The Authoritarian Dynamic (2005) is the first of two books that explore racial, moral and social intolerance.

The goal in The Authoritarian Dynamic was to develop and test a general theory of intolerance of difference. I began with the conviction that racial, political and moral intolerance, normally studied in isolation, are really kindred spirits: driven by the same fundamental predisposition, fueled by the same motives, exacerbated by the same fears. Certainly I was not discounting the value of providing a comprehensive account of all the ideas, interests and emotions influencing some specific expression of intolerance in a particular society. But it seemed to me that insufficient attention had been paid to developing a parsimonious model illuminating general regularities in intolerant behavior, one that could help all of us better understand the specific cases and particular expressions of intolerance of interest to us.

In The Authoritarian Dynamic, then, I revive the concept of 'authoritarianism', of a general predisposition to intolerance of difference. I manage to isolate and measure that predisposition in such a way as to avoid confounds with the attitudes and behaviors one is trying to explain: a previously inescapable tautology that had plagued prior research on authoritarianism, and reduced confidence in empirical results. I then develop and test a model--the 'authoritarian dynamic'--in which a good deal of the variance within, and a great deal of the variance across different 'varieties' of intolerance is explained by just two variables: one's fundamental predisposition to authoritarianism, interacting with changing environmental conditions of 'normative threat'. Importantly, the predispositions prove to be enduring and apparently innate, while these catalytic conditions turn out to be the central stuff of democratic politics: leaders proving fallible and unworthy of our trust, loss of confidence in institutions, high levels of disagreement and divided public opinion.

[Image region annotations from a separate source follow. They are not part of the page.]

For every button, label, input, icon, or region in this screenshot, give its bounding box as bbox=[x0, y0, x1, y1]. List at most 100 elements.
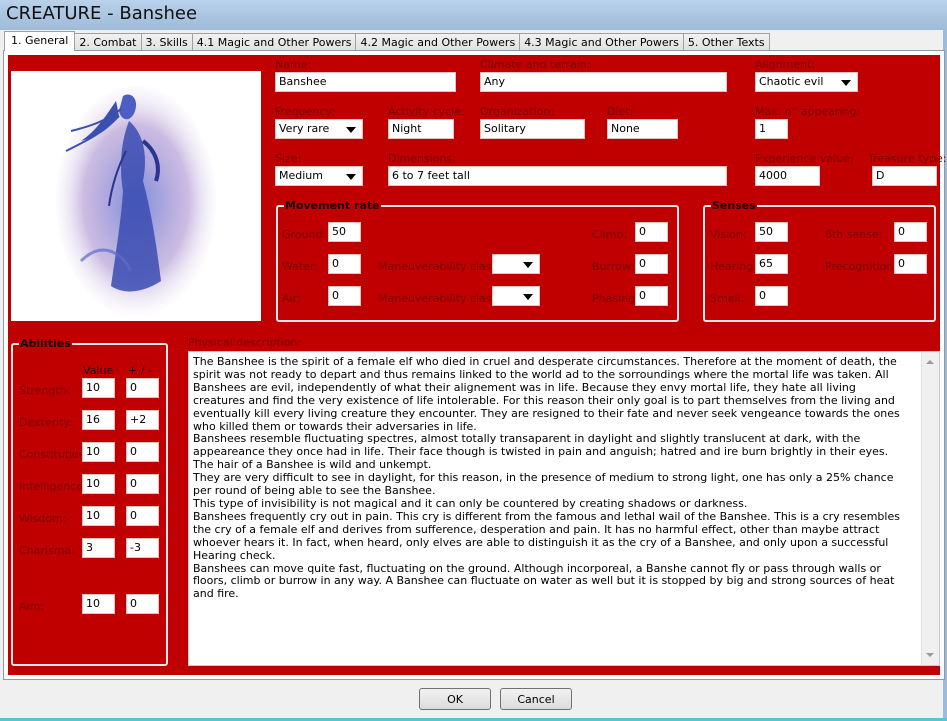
ability-label: Aim: bbox=[19, 600, 45, 613]
dimensions-label: Dimensions: bbox=[388, 152, 456, 165]
max-appearing-input[interactable]: 1 bbox=[755, 119, 788, 139]
ability-modifier-input[interactable]: 0 bbox=[126, 442, 159, 462]
treasure-input[interactable]: D bbox=[872, 166, 937, 186]
movement-rate-title: Movement rate bbox=[284, 199, 381, 212]
air-input[interactable]: 0 bbox=[328, 286, 361, 306]
precognition-label: Precognition: bbox=[825, 260, 898, 273]
tab-skills[interactable]: 3. Skills bbox=[140, 33, 193, 51]
climate-label: Climate and terrain: bbox=[480, 58, 591, 71]
air-label: Air: bbox=[282, 292, 301, 305]
ability-label: Constitution: bbox=[19, 448, 90, 461]
activity-input[interactable]: Night bbox=[388, 119, 454, 139]
chevron-down-icon bbox=[346, 174, 356, 180]
phasing-label: Phasing: bbox=[592, 292, 639, 305]
diet-input[interactable]: None bbox=[607, 119, 678, 139]
smell-label: Smell: bbox=[710, 292, 745, 305]
size-value: Medium bbox=[279, 169, 323, 182]
ground-input[interactable]: 50 bbox=[328, 222, 361, 242]
experience-input[interactable]: 4000 bbox=[755, 166, 820, 186]
ability-label: Strength: bbox=[19, 384, 71, 397]
ability-value-input[interactable]: 16 bbox=[82, 410, 115, 430]
value-column-header: Value bbox=[83, 364, 114, 377]
senses-title: Senses bbox=[711, 199, 757, 212]
ability-value-input[interactable]: 10 bbox=[82, 594, 115, 614]
smell-input[interactable]: 0 bbox=[755, 286, 788, 306]
cancel-button[interactable]: Cancel bbox=[500, 688, 572, 710]
ability-label: Wisdom: bbox=[19, 512, 67, 525]
ground-label: Ground: bbox=[282, 228, 327, 241]
hearing-label: Hearing: bbox=[710, 260, 758, 273]
chevron-down-icon bbox=[523, 262, 533, 268]
ability-value-input[interactable]: 10 bbox=[82, 378, 115, 398]
chevron-down-icon bbox=[346, 127, 356, 133]
maneuver-air-select[interactable] bbox=[492, 286, 540, 306]
name-label: Name: bbox=[275, 58, 312, 71]
modifier-column-header: + / - bbox=[128, 364, 152, 377]
ability-modifier-input[interactable]: -3 bbox=[126, 538, 159, 558]
organization-input[interactable]: Solitary bbox=[480, 119, 585, 139]
precognition-input[interactable]: 0 bbox=[894, 254, 927, 274]
ok-button[interactable]: OK bbox=[419, 688, 491, 710]
ability-value-input[interactable]: 3 bbox=[82, 538, 115, 558]
alignment-label: Alignment: bbox=[755, 58, 816, 71]
water-label: Water: bbox=[282, 260, 319, 273]
creature-portrait[interactable] bbox=[11, 71, 261, 321]
window-title: CREATURE - Banshee bbox=[6, 3, 198, 24]
banshee-portrait-icon bbox=[56, 86, 216, 316]
climb-label: Climb: bbox=[592, 228, 628, 241]
climb-input[interactable]: 0 bbox=[635, 222, 668, 242]
frequency-value: Very rare bbox=[279, 122, 330, 135]
sixth-sense-input[interactable]: 0 bbox=[894, 222, 927, 242]
climate-input[interactable]: Any bbox=[480, 72, 727, 92]
experience-label: Experience value: bbox=[755, 152, 854, 165]
ability-modifier-input[interactable]: 0 bbox=[126, 378, 159, 398]
tab-magic-2[interactable]: 4.2 Magic and Other Powers bbox=[355, 33, 521, 51]
tab-other-texts[interactable]: 5. Other Texts bbox=[682, 33, 770, 51]
ability-modifier-input[interactable]: 0 bbox=[126, 506, 159, 526]
hearing-input[interactable]: 65 bbox=[755, 254, 788, 274]
ability-modifier-input[interactable]: 0 bbox=[126, 474, 159, 494]
tab-page-general: Name: Banshee Climate and terrain: Any A… bbox=[3, 50, 946, 680]
maneuver-water-label: Maneuverability class: bbox=[378, 260, 501, 273]
dimensions-input[interactable]: 6 to 7 feet tall bbox=[388, 166, 727, 186]
ability-label: Dexterity: bbox=[19, 416, 73, 429]
vision-label: Vision: bbox=[710, 228, 747, 241]
chevron-down-icon bbox=[523, 294, 533, 300]
description-textarea[interactable]: The Banshee is the spirit of a female el… bbox=[188, 351, 940, 666]
alignment-select[interactable]: Chaotic evil bbox=[755, 72, 858, 92]
tab-magic-3[interactable]: 4.3 Magic and Other Powers bbox=[519, 33, 684, 51]
tab-magic-1[interactable]: 4.1 Magic and Other Powers bbox=[191, 33, 357, 51]
maneuver-air-label: Maneuverability class: bbox=[378, 292, 501, 305]
maneuver-water-select[interactable] bbox=[492, 254, 540, 274]
ability-value-input[interactable]: 10 bbox=[82, 506, 115, 526]
diet-label: Diet: bbox=[607, 105, 634, 118]
ability-modifier-input[interactable]: 0 bbox=[126, 594, 159, 614]
ability-modifier-input[interactable]: +2 bbox=[126, 410, 159, 430]
water-input[interactable]: 0 bbox=[328, 254, 361, 274]
title-bar[interactable]: CREATURE - Banshee bbox=[0, 0, 947, 30]
burrow-label: Burrow: bbox=[592, 260, 634, 273]
description-label: Physical description: bbox=[188, 336, 302, 349]
vision-input[interactable]: 50 bbox=[755, 222, 788, 242]
tab-combat[interactable]: 2. Combat bbox=[74, 33, 142, 51]
ability-value-input[interactable]: 10 bbox=[82, 442, 115, 462]
name-input[interactable]: Banshee bbox=[275, 72, 456, 92]
tab-general[interactable]: 1. General bbox=[4, 31, 76, 51]
scroll-up-icon[interactable] bbox=[926, 360, 934, 364]
sixth-sense-label: 6th sense: bbox=[825, 228, 883, 241]
scroll-down-icon[interactable] bbox=[926, 653, 934, 657]
size-select[interactable]: Medium bbox=[275, 166, 363, 186]
general-panel: Name: Banshee Climate and terrain: Any A… bbox=[8, 55, 946, 675]
frequency-select[interactable]: Very rare bbox=[275, 119, 363, 139]
abilities-title: Abilities bbox=[19, 337, 72, 350]
chevron-down-icon bbox=[841, 80, 851, 86]
size-label: Size: bbox=[275, 152, 302, 165]
description-scrollbar[interactable] bbox=[921, 352, 939, 665]
organization-label: Organization: bbox=[480, 105, 555, 118]
activity-label: Activity cycle: bbox=[388, 105, 465, 118]
phasing-input[interactable]: 0 bbox=[635, 286, 668, 306]
frequency-label: Frequency: bbox=[275, 105, 335, 118]
alignment-value: Chaotic evil bbox=[759, 75, 824, 88]
ability-value-input[interactable]: 10 bbox=[82, 474, 115, 494]
burrow-input[interactable]: 0 bbox=[635, 254, 668, 274]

The Authoritarian Dynamic thus reconciles extant theories alternately emphasizing the individual psychology and environmental conditions conducive to intolerance. And it clarifies some persistent empirical puzzles thwarting prior attempts to give credence to the notion of authoritarianism: the mystery of a supposedly enduring predisposition that expresses itself to varying degrees in different situations; the puzzle of attitudes and behaviors, purportedly the product of individual psychology, that precipitously surge and decline in response to changing societal conditions. By means of precisely designed empirical tests--implemented by experimentally manipulating the conditions experienced by subjects with varying predispositions --I demonstrate that a wide array of behaviors considered antithetical to liberal democracy are substantially influenced by this simple predisposition responding to changing levels of normative threat.